The theocracy envisioned by the Christian Right centers around their interpretation of "family" and "values," with the U.S. Supreme Court portrayed as the font of the anti-religious moral decay that is destroying America. James Dobson of Focus on the Family, another "Justice Sunday" speaker, railed against the Supreme Court as "arrogant and imperious and determined to redesign the culture according to their own biases and values," holding up the 1973 Supreme Court Roe v. Wade decision for special scorn. Roe v. Wade, abortion rights, and women's rights generally are among the favored code words for the America that the Christian Right loves to attack-an America of women and families where equality is possible. Reproductive justice is an issue on which they hope to divide and conquer progressives.
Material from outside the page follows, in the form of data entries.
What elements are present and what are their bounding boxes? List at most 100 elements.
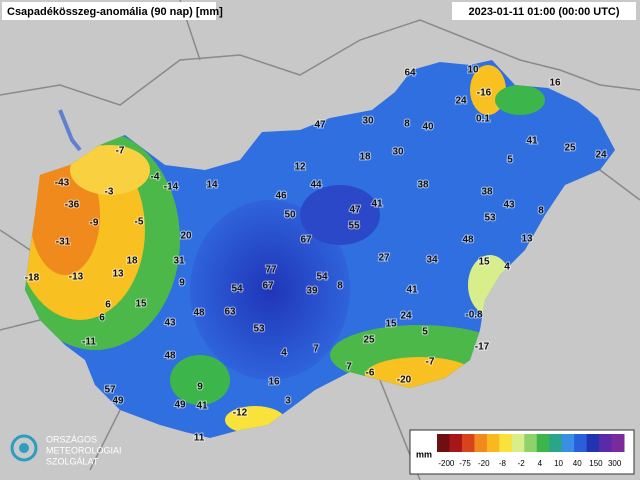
logo-text: SZOLGÁLAT — [46, 456, 99, 466]
station-value: 27 — [378, 253, 390, 264]
title-box — [2, 2, 216, 20]
legend-swatch — [449, 434, 463, 452]
station-value: 24 — [400, 311, 412, 322]
station-value: 24 — [455, 96, 467, 107]
legend-swatch — [574, 434, 588, 452]
station-value: 43 — [503, 200, 515, 211]
legend-tick-label: -8 — [499, 459, 507, 468]
station-value: -5 — [135, 217, 144, 228]
legend-tick-label: 300 — [608, 459, 622, 468]
station-value: -6 — [366, 368, 375, 379]
legend-tick-label: 10 — [554, 459, 563, 468]
logo-icon — [19, 443, 29, 453]
station-value: -14 — [164, 182, 179, 193]
station-value: 53 — [484, 213, 496, 224]
station-value: -17 — [475, 342, 490, 353]
legend-bar: -200 -75 -20 -8 -2 4 10 40 150 300 — [437, 434, 625, 468]
station-value: -7 — [116, 146, 125, 157]
station-value: -18 — [25, 273, 40, 284]
legend-tick-label: -20 — [478, 459, 490, 468]
station-value: 41 — [406, 285, 418, 296]
station-value: 8 — [404, 119, 410, 130]
station-value: 15 — [135, 299, 147, 310]
station-value: 4 — [281, 348, 287, 359]
station-value: 3 — [285, 396, 291, 407]
station-value: -16 — [477, 88, 492, 99]
logo-text: METEOROLÓGIAI — [46, 445, 122, 455]
station-value: 67 — [300, 235, 312, 246]
station-value: 49 — [112, 396, 124, 407]
station-value: 14 — [206, 180, 218, 191]
legend-swatch — [611, 434, 625, 452]
station-value: 9 — [197, 382, 203, 393]
station-value: 6 — [99, 313, 105, 324]
station-value: 16 — [268, 377, 280, 388]
station-value: 34 — [426, 255, 438, 266]
station-value: 49 — [174, 400, 186, 411]
station-value: 48 — [193, 308, 205, 319]
station-value: -11 — [82, 337, 96, 348]
logo: ORSZÁGOS METEOROLÓGIAI SZOLGÁLAT — [10, 434, 122, 466]
station-value: 31 — [173, 256, 185, 267]
station-value: 41 — [196, 401, 208, 412]
logo-text: ORSZÁGOS — [46, 434, 97, 444]
station-value: 30 — [362, 116, 374, 127]
lake — [58, 109, 82, 152]
station-value: -43 — [55, 178, 70, 189]
station-value: 50 — [284, 210, 296, 221]
station-value: -31 — [56, 237, 71, 248]
station-value: 15 — [385, 319, 397, 330]
legend-swatch — [561, 434, 575, 452]
station-value: 13 — [112, 269, 124, 280]
time-box — [452, 2, 636, 20]
station-value: 53 — [253, 324, 265, 335]
station-value: 4 — [504, 262, 510, 273]
legend-tick-label: -2 — [518, 459, 526, 468]
station-value: 20 — [180, 231, 192, 242]
station-value: 18 — [126, 256, 138, 267]
station-value: 25 — [363, 335, 375, 346]
station-value: 64 — [404, 68, 416, 79]
station-value: 18 — [359, 152, 371, 163]
station-value: 41 — [526, 136, 538, 147]
station-value: 44 — [310, 180, 322, 191]
station-value: 48 — [164, 351, 176, 362]
station-value: -12 — [233, 408, 248, 419]
station-value: 13 — [521, 234, 533, 245]
legend-swatch — [549, 434, 563, 452]
station-value: 46 — [275, 191, 287, 202]
station-value: 54 — [316, 272, 328, 283]
legend-swatch — [474, 434, 488, 452]
station-value: 15 — [478, 257, 490, 268]
station-value: 47 — [314, 120, 326, 131]
legend-tick-label: 4 — [538, 459, 543, 468]
station-value: 0.1 — [476, 114, 490, 125]
legend-swatch — [499, 434, 513, 452]
legend-swatch — [524, 434, 538, 452]
station-value: 6 — [105, 300, 111, 311]
station-value: -20 — [397, 375, 412, 386]
station-value: 10 — [467, 65, 479, 76]
station-value: 25 — [564, 143, 576, 154]
station-value: -3 — [105, 187, 114, 198]
legend-swatch — [461, 434, 475, 452]
station-value: -36 — [65, 200, 80, 211]
station-value: -9 — [90, 218, 99, 229]
station-value: 40 — [422, 122, 434, 133]
legend-tick-label: 150 — [589, 459, 603, 468]
station-value: -7 — [426, 357, 435, 368]
legend-swatch — [536, 434, 550, 452]
title: Csapadékösszeg-anomália (90 nap) [mm] — [7, 6, 223, 18]
station-value: 7 — [346, 362, 352, 373]
station-value: 24 — [595, 150, 607, 161]
station-value: 30 — [392, 147, 404, 158]
station-value: 67 — [262, 281, 274, 292]
logo-icon — [10, 434, 38, 462]
station-value: 38 — [481, 187, 493, 198]
legend-tick-label: 40 — [573, 459, 582, 468]
legend-swatch — [486, 434, 500, 452]
station-value: 48 — [462, 235, 474, 246]
station-value: 55 — [348, 221, 360, 232]
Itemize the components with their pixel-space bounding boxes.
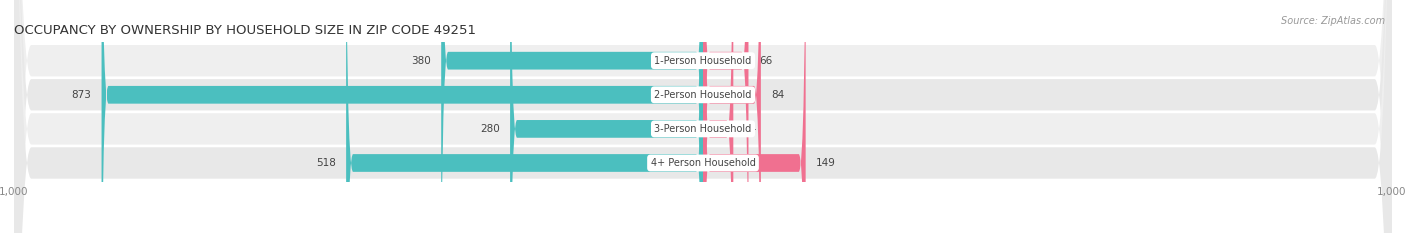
Text: 84: 84 xyxy=(772,90,785,100)
FancyBboxPatch shape xyxy=(510,0,703,233)
Legend: Owner-occupied, Renter-occupied: Owner-occupied, Renter-occupied xyxy=(595,231,811,233)
Text: 280: 280 xyxy=(479,124,499,134)
Text: 3-Person Household: 3-Person Household xyxy=(654,124,752,134)
Text: 380: 380 xyxy=(411,56,430,66)
FancyBboxPatch shape xyxy=(441,0,703,233)
Text: 873: 873 xyxy=(72,90,91,100)
Text: 2-Person Household: 2-Person Household xyxy=(654,90,752,100)
Text: 4+ Person Household: 4+ Person Household xyxy=(651,158,755,168)
FancyBboxPatch shape xyxy=(346,0,703,233)
FancyBboxPatch shape xyxy=(14,0,1392,233)
Text: 149: 149 xyxy=(815,158,835,168)
Text: 518: 518 xyxy=(316,158,336,168)
FancyBboxPatch shape xyxy=(703,0,734,233)
FancyBboxPatch shape xyxy=(14,0,1392,233)
FancyBboxPatch shape xyxy=(14,0,1392,233)
FancyBboxPatch shape xyxy=(703,0,761,233)
Text: 1-Person Household: 1-Person Household xyxy=(654,56,752,66)
FancyBboxPatch shape xyxy=(703,0,806,233)
Text: OCCUPANCY BY OWNERSHIP BY HOUSEHOLD SIZE IN ZIP CODE 49251: OCCUPANCY BY OWNERSHIP BY HOUSEHOLD SIZE… xyxy=(14,24,477,37)
Text: Source: ZipAtlas.com: Source: ZipAtlas.com xyxy=(1281,16,1385,26)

"Justice Sunday" gave progressives an opportunity to watch the Christian Right at work, stoking fears about change and inciting religious divisiveness. We have also seen, in the past few weeks, other religious and social justice leaders speak out about this divisiveness, including leaders of the Evangelical Lutheran Church in America, the National Council of Churches USA, Presbyterian Church (USA), African Methodist Episcopal Church, Religious Action Center of Reform Judaism, and The Interfaith Alliance. Millions of mainstream, moderate people of faith, and people who profess no faith, are concerned about more than the filibuster and confirming a handful of judges-they are concerned about the direction of their country and the future of a vibrant, inclusive democracy. Decades of progress for minorities, women, religious freedom, the environment, workers' rights, and other issues and groups that had been relatively powerless cannot be lost. Let "Justice Sunday" be a wake-up call; unless we are unified on all of these issues, we are vulnerable.